Мещанин Адамейко
— Нету, говоришь, выхода… — слушал уже Сухов свой собственный голос. — А если нету в самом деле, — то простят… Обязательно поймут и простят! — неожиданно горячо сказал он. — Иначе быть не должно! Понимаешь, Ольга?
И он быстро подошел к ней и, пригнувшись, положил руку на ее плечо. Ольга Самсоновна подняла голову.
— Ничего я не понимаю, Федор. Что и кто поймут… и кого прощать надо?…
— Сейчас… Может, сейчас все скажу, Ольга. Галка! — обратился Сухов к девочке, с любопытством вслушивавшейся в разговор. — Поди в ту комнату, слышь?
— Туда нельзя, Федор! А если у Павлика скарлатина, — так чтоб и она заразилась?!

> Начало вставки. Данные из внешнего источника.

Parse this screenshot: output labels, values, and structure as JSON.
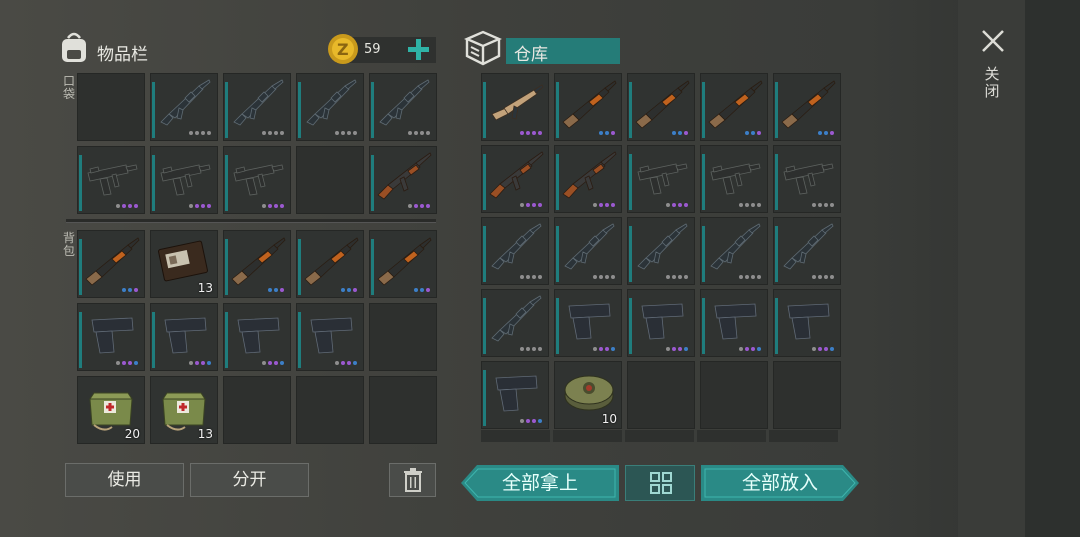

И Ольга Самсоновна поспешно поднялась с сундука, вспомнив вдруг, что и сама может передать болезнь дочери, «идя близко подле нее.
— Ну, так вот что, дочурка… Выведи на минут десять погулять Милку. А? Тут мы с мамкой про одно дело потолкуем… Может, и башмаки тебе будут новые… и платье, а? Я скоро позову в дом… да ты и сама приходи, дочка… — говорил торопливо Сухов, выпуская Галку с собачкой на лестницу.
— Садись, Ольга… — и он опустился вслед за ней на сундучок.
— Ну?… — подняла на него глаза Ольга Самсоновна. — Ты о чем это хочешь говорить?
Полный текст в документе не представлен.